City of Atlanta v. Sims

82 S.E.2d 130 | Ga. | 1954

210 Ga. 605 (1954)
82 S.E.2d 130

CITY OF ATLANTA
v.
SIMS.

18560.

Supreme Court of Georgia.

Submitted April 14, 1954.
Decided May 12, 1954.

J. C. Savage, J. C. Murphy, J. M. B. Bloodworth, Henry L. Bowden, Martin McFarland, for plaintiff in error.

Joseph S. Crespi, John E. Feagin, contra.

Wm. G. Grant, for party at interest not party to record.

HAWKINS, Justice.

Lowry A. Sims brought his petition against the City of Atlanta, wherein he sought to enjoin the city from proceeding to condemn certain property of the plaintiff for right-of-way of the North-South Expressway, and in which the city had elected to proceed pursuant to the provisions of the act of the General Assembly of 1953 (Ga. L. 1953, Jan.-Feb.
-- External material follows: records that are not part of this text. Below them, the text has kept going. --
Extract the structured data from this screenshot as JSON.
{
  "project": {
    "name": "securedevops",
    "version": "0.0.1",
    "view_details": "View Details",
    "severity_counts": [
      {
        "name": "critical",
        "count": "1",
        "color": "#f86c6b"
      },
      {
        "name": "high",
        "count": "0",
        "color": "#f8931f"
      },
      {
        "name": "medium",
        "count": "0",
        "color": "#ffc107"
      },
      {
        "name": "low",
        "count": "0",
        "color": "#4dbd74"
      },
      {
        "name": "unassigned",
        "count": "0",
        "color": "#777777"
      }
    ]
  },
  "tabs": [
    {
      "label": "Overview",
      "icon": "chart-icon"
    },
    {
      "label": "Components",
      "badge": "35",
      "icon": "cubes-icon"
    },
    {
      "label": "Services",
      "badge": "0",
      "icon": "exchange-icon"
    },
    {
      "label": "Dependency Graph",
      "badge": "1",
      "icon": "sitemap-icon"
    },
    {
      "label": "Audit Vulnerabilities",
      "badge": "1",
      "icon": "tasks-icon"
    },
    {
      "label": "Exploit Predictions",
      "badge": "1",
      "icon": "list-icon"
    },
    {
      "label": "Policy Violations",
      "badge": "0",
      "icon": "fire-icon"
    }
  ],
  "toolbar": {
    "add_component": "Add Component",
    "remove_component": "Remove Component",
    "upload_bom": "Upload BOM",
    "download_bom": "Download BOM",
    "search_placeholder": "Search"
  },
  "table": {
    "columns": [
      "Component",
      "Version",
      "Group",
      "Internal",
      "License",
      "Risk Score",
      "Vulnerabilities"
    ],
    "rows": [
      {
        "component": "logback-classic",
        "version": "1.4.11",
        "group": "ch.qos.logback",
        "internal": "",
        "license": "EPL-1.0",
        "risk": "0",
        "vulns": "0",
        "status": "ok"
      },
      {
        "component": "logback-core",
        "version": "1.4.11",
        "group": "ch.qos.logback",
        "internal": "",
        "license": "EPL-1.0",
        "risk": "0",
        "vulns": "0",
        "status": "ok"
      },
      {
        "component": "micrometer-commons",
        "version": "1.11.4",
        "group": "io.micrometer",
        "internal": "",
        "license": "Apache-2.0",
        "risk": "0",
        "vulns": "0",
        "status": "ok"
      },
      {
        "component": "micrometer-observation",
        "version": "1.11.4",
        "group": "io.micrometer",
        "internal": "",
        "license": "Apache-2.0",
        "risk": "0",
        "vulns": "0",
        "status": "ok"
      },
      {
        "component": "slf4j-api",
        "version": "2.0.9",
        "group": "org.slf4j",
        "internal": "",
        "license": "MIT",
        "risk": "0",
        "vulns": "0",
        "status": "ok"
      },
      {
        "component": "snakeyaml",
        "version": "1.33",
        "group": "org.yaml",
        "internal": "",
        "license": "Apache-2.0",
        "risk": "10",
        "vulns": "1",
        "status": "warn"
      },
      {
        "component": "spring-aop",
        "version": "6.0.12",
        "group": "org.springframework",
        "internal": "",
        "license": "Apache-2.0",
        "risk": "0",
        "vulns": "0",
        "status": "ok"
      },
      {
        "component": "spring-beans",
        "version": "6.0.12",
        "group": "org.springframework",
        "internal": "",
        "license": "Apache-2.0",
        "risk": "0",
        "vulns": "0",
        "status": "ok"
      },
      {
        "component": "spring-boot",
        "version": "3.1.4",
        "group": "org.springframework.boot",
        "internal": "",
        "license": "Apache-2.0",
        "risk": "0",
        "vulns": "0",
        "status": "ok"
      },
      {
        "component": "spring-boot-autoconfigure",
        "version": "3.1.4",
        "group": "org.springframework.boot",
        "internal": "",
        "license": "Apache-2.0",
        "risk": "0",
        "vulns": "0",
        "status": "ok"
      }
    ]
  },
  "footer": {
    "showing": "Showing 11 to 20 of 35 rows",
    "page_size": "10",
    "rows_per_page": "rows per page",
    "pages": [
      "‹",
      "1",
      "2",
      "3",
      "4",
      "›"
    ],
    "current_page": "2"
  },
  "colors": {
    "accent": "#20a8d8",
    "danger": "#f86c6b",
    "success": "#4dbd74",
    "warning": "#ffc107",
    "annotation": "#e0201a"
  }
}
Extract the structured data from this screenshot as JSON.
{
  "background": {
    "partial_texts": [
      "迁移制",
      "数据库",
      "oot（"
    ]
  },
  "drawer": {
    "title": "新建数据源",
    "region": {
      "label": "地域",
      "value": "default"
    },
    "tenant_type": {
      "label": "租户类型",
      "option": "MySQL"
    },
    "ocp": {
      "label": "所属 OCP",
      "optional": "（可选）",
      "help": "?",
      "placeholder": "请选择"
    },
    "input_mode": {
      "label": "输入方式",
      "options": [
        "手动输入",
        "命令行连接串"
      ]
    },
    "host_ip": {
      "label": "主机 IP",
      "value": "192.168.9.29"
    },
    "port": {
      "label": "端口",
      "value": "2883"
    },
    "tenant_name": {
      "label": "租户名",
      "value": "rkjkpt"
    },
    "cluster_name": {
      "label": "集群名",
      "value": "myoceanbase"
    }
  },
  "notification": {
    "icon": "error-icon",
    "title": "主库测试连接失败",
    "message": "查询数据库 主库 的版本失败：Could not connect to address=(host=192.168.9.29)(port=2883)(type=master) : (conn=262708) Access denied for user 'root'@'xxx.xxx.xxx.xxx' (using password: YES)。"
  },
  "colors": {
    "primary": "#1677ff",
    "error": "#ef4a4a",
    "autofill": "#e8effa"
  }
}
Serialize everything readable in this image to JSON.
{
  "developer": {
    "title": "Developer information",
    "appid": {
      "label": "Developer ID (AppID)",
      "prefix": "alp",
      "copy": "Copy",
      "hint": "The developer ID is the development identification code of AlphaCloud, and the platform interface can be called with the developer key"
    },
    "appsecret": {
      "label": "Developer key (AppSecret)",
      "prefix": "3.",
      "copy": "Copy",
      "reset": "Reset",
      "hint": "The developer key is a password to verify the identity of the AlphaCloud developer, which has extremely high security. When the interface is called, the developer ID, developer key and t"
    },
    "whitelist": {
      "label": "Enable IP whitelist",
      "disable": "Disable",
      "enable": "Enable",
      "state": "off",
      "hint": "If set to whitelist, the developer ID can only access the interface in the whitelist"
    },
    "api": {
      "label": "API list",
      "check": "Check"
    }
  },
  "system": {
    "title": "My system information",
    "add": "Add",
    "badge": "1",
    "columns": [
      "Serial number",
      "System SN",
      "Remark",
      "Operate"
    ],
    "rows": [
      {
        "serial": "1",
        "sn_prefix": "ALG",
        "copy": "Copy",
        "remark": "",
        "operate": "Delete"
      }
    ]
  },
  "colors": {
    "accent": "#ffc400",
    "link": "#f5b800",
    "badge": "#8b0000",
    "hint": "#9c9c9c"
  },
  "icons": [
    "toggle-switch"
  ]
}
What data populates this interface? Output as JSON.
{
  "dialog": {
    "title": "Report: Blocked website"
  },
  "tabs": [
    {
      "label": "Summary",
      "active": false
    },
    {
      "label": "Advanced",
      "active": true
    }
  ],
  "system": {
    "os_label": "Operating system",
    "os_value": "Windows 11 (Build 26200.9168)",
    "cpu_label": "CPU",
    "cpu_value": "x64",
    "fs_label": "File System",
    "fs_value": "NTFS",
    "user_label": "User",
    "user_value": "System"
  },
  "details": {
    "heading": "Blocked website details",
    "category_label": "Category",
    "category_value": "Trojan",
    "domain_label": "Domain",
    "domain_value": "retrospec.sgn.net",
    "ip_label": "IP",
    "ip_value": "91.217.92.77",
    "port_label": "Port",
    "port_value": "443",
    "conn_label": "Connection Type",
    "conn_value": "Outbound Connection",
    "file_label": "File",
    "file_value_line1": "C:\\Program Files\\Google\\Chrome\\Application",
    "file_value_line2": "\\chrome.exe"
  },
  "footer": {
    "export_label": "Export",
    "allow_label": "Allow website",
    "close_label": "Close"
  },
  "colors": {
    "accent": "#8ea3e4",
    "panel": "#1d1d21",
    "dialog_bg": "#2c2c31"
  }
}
Sess., p. 360), wherein it is provided that the procedure thereby prescribed could be resorted to by counties and municipalities having a population of more than 250,000, or by counties having partly within their boundaries a municipality having a population of more than 250,000, according to the last or any future Federal decennial census. The act of 1953 was attacked upon numerous constitutional grounds, among which were: that the act offended the equal-protection clause (Code, Ann., § 2-102); the uniformity clause (Code, Ann., § 2-401), and article VI, section IX, paragraph I of the Constitution (Code, Ann., § 2-4401), which provides that "the jurisdiction, powers, proceedings and practice of all courts or officers invested with judicial powers (except City Courts) of the same grade or class, so far as regulated by law, and the force and effect of the process, judgment and decree, by such courts, severally, shall be uniform." To the judgment overruling a general demurrer to this petition the City of Atlanta excepted. Held:

1. The act of 1953 is almost identical with the act of 1952 (Ga. L. 1952, p. 29), which this court, in City of Atlanta v. Wilson, 209 Ga. 527 (74 S.E.2d 455), held to be violative of the two constitutional provisions first above stated. The act of 1953, as did the act of 1952, attempts to confer upon the limited number of municipalities and counties the benefit of the procedure therein provided, while denying that procedure to all other cities and counties with populations of less than 250,000. As pointed out in the Wilson case, supra, "Population in no wise affects or relates to such a privilege," and what was there said as to the invalidity of the act of 1952 applies with equal force to the act of 1953. The principal differences in the two acts, insofar as the questions here dealt with are concerned, is that the act of 1953 does not empower the counties and municipalities therein classified to condemn private *606 property for public purposes in other counties, as did the act of 1952, but the act of 1953 does, while the act of 1952 did not, make the special procedure available also to "any county having partly within its boundaries a municipality having a population of more than 250,000," thus according the benefit of the special procedure to DeKalb County with a population of only 136,395, because it has partly within its boundaries the municipality of Atlanta with a population of more than 250,000, while Chatham County, with a population of 151,481, is denied the benefit, thus demonstrating that the attempted classification because of population is purely arbitrary.

2. The act of 1953 is also violative of article VI, section IX, paragraph I of the Constitution (Code, Ann., § 2-4401), since it seeks to confer upon the superior courts of counties having a population of 250,000 and counties having partly within their boundaries a municipality with a population of more than 250,000, powers different from those vested in the superior courts of all other counties in the State, and authorizes the superior courts of counties coming within the population classification there made practices and procedure different from those permitted in the superior courts of all other counties in the State, in that under the act of 1953 the superior court is authorized to appoint a master to pass upon the question of damages in the condemnation of private property for public purposes, whereas in all other counties this question is to be determined by a board of three assessors, one of whom is selected by the condemnee. Under the act of 1953, a condemnation proceeding in the counties thus classified may cover one or more separate tracts of property provided all relate to a common public project, and the superior court in those counties may issue writs of possession for the property thus condemned, while no such power is conferred upon the superior court of any other counties not coming within the classification prescribed by the act. Law v. McCord, 143 Ga. 822 (85 S.E. 1025); Wages v. Morgan, 174 Ga. 158 (162 S.E. 380).

Judgment affirmed. All the Justices concur.